斑入果病(ウイロイド)

1.生態と防除のねらい

 病原体はホップスタントウイロイド(HSV)で、ソルダムでは黄果病などと称されており、果実以外の部位では症状が認められない。
 大石早生、ビューティー、サンタローザ、太陽等の品種の果実ではキリンの斑紋に似たモザイク状の着色症状を示すが、収穫後に着色が進めば目立たなくなる。また、果実が硬くなり、大石早生では糖度が増す傾向にあり、実被害は少ない。
 ソルダムでは果実表面に凹凸が発生し、果粉が薄く、全体に黄色い赤熟れになる。
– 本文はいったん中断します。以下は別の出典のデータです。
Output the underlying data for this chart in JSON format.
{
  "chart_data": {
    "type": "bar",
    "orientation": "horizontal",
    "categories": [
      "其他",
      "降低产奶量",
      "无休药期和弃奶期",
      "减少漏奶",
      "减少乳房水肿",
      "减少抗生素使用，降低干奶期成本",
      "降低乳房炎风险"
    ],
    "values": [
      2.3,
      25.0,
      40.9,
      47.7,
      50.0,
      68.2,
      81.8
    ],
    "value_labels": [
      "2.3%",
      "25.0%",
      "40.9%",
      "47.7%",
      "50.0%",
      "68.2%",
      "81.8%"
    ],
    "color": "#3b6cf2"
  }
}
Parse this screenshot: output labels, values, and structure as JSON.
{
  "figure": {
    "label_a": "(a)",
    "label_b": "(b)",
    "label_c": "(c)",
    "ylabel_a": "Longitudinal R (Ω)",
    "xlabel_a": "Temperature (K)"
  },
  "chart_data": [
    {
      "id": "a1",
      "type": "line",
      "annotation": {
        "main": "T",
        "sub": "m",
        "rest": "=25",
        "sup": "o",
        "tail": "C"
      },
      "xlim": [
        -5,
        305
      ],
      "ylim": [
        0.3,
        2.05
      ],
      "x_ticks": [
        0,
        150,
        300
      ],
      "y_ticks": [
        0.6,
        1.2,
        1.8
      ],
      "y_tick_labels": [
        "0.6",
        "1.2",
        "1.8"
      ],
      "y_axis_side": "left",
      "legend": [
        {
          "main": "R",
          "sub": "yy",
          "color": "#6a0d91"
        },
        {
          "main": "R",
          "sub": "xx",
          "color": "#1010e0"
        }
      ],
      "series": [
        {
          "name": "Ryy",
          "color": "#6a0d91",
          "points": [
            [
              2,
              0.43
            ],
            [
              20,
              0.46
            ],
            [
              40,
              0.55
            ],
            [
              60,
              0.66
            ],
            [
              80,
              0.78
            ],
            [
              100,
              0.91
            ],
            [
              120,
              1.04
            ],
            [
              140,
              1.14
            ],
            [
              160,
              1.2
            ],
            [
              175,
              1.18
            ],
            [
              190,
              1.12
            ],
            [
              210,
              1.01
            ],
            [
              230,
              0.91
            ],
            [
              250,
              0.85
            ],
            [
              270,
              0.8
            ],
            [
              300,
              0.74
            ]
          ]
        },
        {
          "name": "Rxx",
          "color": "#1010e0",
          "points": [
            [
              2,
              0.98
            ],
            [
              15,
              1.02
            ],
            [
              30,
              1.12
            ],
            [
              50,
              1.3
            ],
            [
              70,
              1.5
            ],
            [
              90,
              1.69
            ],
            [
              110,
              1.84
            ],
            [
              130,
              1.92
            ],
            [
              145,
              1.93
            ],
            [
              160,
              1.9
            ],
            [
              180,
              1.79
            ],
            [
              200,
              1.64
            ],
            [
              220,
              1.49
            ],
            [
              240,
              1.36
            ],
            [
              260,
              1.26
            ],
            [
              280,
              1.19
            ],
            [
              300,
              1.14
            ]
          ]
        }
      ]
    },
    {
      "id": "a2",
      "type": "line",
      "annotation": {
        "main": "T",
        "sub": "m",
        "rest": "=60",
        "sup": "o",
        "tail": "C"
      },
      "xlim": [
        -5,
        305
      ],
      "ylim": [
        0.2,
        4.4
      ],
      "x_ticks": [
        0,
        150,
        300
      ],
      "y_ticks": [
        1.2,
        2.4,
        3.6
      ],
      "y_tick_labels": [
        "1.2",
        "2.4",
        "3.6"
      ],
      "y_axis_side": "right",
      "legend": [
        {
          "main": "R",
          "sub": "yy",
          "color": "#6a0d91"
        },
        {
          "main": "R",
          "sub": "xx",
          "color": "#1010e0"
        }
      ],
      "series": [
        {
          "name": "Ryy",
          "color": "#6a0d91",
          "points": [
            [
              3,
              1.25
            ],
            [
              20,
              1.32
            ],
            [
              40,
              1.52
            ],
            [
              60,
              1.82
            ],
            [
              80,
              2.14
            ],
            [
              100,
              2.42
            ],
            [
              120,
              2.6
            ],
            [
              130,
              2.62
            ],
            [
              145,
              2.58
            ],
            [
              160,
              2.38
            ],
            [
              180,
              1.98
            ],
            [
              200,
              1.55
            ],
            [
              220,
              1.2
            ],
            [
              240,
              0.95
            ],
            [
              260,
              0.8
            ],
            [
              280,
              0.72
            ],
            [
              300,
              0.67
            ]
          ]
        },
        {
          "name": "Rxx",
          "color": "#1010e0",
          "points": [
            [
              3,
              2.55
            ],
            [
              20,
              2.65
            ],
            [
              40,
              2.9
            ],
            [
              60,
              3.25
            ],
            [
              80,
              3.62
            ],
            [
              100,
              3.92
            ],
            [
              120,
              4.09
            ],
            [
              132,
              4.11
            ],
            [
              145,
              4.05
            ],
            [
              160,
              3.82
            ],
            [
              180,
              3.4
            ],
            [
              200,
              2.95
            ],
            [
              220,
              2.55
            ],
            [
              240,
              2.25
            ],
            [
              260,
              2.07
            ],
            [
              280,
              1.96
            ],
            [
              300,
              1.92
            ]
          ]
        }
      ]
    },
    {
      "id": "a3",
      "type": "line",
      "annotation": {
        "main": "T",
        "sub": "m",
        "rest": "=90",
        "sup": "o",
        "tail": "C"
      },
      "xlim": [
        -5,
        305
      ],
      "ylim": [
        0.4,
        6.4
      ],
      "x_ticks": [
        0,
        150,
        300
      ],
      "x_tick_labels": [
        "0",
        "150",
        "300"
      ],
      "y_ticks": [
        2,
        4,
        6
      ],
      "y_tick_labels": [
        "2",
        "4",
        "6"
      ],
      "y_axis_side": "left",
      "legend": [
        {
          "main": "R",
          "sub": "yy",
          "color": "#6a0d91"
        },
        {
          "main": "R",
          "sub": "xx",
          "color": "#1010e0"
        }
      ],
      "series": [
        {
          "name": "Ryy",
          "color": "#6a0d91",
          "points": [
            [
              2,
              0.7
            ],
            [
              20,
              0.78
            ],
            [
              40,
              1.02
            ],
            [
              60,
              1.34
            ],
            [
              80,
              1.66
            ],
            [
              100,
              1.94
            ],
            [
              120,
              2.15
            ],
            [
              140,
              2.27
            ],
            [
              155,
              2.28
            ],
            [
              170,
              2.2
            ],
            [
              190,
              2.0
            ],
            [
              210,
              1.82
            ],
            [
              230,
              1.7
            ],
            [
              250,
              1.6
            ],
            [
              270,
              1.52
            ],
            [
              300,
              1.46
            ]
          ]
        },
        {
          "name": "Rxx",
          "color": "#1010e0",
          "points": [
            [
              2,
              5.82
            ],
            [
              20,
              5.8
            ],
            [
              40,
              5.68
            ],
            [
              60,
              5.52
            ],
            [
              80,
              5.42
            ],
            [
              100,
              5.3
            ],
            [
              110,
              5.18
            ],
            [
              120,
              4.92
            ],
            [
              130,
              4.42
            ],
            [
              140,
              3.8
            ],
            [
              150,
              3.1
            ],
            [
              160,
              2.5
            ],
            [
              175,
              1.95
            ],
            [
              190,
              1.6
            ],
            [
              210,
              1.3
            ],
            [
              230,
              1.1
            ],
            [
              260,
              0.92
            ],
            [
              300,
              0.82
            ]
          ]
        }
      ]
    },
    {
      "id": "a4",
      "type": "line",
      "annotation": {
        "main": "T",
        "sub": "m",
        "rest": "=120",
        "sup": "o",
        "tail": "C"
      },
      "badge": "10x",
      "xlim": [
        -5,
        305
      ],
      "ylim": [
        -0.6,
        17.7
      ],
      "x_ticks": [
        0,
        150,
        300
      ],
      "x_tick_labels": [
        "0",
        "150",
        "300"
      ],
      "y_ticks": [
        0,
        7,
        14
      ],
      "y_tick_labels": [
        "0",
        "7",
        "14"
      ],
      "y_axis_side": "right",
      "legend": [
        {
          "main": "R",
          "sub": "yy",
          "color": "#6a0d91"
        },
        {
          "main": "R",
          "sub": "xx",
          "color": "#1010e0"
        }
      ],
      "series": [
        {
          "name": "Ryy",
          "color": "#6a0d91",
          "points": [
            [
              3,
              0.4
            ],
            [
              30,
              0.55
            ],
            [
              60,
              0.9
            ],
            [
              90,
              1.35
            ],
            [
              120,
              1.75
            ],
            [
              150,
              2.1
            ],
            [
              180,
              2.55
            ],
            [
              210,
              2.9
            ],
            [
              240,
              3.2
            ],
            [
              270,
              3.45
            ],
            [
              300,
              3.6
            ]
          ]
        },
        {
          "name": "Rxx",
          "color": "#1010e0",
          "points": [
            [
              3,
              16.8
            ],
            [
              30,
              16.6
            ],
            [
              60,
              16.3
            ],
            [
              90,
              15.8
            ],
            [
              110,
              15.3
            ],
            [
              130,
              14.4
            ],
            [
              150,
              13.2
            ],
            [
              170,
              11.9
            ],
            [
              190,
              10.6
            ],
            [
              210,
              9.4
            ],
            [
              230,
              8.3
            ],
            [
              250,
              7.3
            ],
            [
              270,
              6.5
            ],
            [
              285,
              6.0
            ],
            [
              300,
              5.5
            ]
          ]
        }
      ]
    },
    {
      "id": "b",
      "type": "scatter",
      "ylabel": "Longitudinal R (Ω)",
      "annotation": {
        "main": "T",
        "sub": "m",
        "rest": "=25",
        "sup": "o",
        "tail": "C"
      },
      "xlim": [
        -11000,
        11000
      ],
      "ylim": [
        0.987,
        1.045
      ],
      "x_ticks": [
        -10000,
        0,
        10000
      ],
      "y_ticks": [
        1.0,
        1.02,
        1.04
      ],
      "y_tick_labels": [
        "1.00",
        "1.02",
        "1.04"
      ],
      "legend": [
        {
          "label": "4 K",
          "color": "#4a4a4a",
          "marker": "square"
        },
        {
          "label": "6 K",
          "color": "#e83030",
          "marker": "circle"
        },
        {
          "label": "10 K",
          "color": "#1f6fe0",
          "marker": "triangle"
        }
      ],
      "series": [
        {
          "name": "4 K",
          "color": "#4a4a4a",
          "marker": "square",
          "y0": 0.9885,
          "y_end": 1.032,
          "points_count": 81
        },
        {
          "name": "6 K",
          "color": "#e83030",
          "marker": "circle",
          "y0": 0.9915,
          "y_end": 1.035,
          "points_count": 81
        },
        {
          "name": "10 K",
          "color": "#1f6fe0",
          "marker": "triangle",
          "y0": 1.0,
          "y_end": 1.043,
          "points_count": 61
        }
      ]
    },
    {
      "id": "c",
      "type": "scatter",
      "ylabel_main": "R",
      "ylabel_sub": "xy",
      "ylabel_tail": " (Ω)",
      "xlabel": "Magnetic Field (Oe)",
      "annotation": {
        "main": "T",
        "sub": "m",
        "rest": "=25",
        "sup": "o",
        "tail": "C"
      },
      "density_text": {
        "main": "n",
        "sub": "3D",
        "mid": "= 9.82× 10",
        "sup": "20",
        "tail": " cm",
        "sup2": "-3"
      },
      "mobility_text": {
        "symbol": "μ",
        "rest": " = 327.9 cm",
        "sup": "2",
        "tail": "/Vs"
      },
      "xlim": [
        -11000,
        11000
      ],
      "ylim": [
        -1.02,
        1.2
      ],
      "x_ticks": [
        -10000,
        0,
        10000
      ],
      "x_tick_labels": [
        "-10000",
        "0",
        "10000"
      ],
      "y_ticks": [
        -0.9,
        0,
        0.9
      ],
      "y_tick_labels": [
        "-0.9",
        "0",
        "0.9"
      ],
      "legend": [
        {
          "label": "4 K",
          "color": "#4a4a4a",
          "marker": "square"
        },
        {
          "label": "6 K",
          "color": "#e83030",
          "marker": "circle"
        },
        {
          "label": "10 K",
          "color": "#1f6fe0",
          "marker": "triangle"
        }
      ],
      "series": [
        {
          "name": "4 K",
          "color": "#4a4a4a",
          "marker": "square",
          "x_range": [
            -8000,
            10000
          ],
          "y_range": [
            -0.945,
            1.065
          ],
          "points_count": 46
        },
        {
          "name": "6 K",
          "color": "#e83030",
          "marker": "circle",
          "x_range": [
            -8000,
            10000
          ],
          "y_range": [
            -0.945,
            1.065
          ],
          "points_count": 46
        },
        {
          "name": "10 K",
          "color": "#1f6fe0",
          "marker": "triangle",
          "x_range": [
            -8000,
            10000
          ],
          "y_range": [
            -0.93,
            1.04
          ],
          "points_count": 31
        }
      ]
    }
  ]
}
果実は紅色の着色が阻害され、硬く、食味が悪くなり、被害が著しい。
 本病の伝染は接ぎ木や樹液の接触で起こるため、感染樹の穂木を使用して苗木を育成したり、高接ぎすると伝染する。また、冬季の剪定や夏の徒長枝の切除の際に鋸や鋏などの刃物によって伝染する可能性も高い。
 本病は25℃以上の高温、多照条件で発病、症状が激しくなる傾向があり、露地に比較してハウス栽培で被害が大きい。

2.防除法(耕種的防除)

 (1) 収穫期に感染、罹病樹を把握し、剪定等による感染の拡大を防止する。
 (2) 発病園からは穂木を採取しない。
 (3) 感染樹は計画的に伐採し、順次健全樹に更新する。
 (4) 剪定などに用いる鋏、鋸、ナイフ等は消毒液(水1,000mlに水酸化ナトリウム20〜30gを溶解、ホルマリンを2〜3%加える)に20〜30秒間浸漬して使用する。
    また、簡便な方法として、台所用漂白剤「ハイター」で洗うことで消毒が可能であるが、6ヶ月以内のものを使用する。